Did we take Grossman out of context? Some people complained that Grossman didn’t view his groupings as definite. To be fair, Grossman does make that point [emphasis mine]:
“This business of being a sheep or a sheepdog is not a yes-no dichotomy. It is not an all-or-nothing, either-or choice. It is a matter of degrees, a continuum. On one end is an abject, head-in-the-grass sheep and on the other end is the ultimate warrior. Few people exist completely on one end or the other. Most of us live somewhere in between.”
And this point…
“In nature the sheep, real sheep, are born as sheep. Sheepdogs are born that way, and so are wolves. They didn’t have a choice. But you are not a critter. As a human being, you can be whatever you want to be. It is a conscious, moral decision.”

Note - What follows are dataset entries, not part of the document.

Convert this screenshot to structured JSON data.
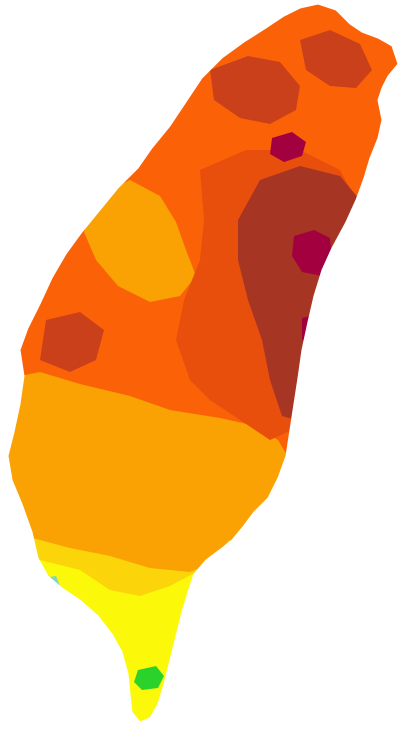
{
  "map": {
    "palette": {
      "yellow": "#fbf80a",
      "yellow_orange": "#fbd40a",
      "orange": "#faa103",
      "orange_red": "#fb6208",
      "red_orange": "#e84e0c",
      "brick": "#c9401a",
      "dark_red": "#a73524",
      "crimson": "#a2003f",
      "green": "#2cd22c",
      "teal": "#7fd6c0"
    },
    "zones": [
      {
        "name": "island-base",
        "color_key": "orange_red"
      },
      {
        "name": "south-orange",
        "color_key": "orange"
      },
      {
        "name": "south-yellow-orange",
        "color_key": "yellow_orange"
      },
      {
        "name": "south-tip-yellow",
        "color_key": "yellow"
      },
      {
        "name": "west-orange-band",
        "color_key": "orange"
      },
      {
        "name": "north-brick-patches",
        "color_key": "brick"
      },
      {
        "name": "central-red-orange",
        "color_key": "red_orange"
      },
      {
        "name": "east-dark-red",
        "color_key": "dark_red"
      },
      {
        "name": "crimson-spots",
        "color_key": "crimson"
      },
      {
        "name": "green-spot",
        "color_key": "green"
      },
      {
        "name": "teal-spot",
        "color_key": "teal"
      }
    ]
  }
}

But then he contradicts himself later:
“If you are a warrior who is legally authorized to carry a weapon and you step outside without that weapon, then you become a sheep, pretending that the bad man will not come today. No one can be “on” 24/7 for a lifetime. Everyone needs down time. But if you are authorized to carry a weapon, and you walk outside without it, just take a deep breath, and say this to yourself... “Baa.”
Sounds like an all-or-nothing choice. And in his earlier work, On Killing, he classified the emphatic psychopath as the ultimate warrior, dividing humans into groups based on genetics. So yeah, it’s pretty much a dichotomy.
Of course, Grossman doesn’t write anything about wolves becoming sheep or sheepdogs, but we’ll discuss that in a future post.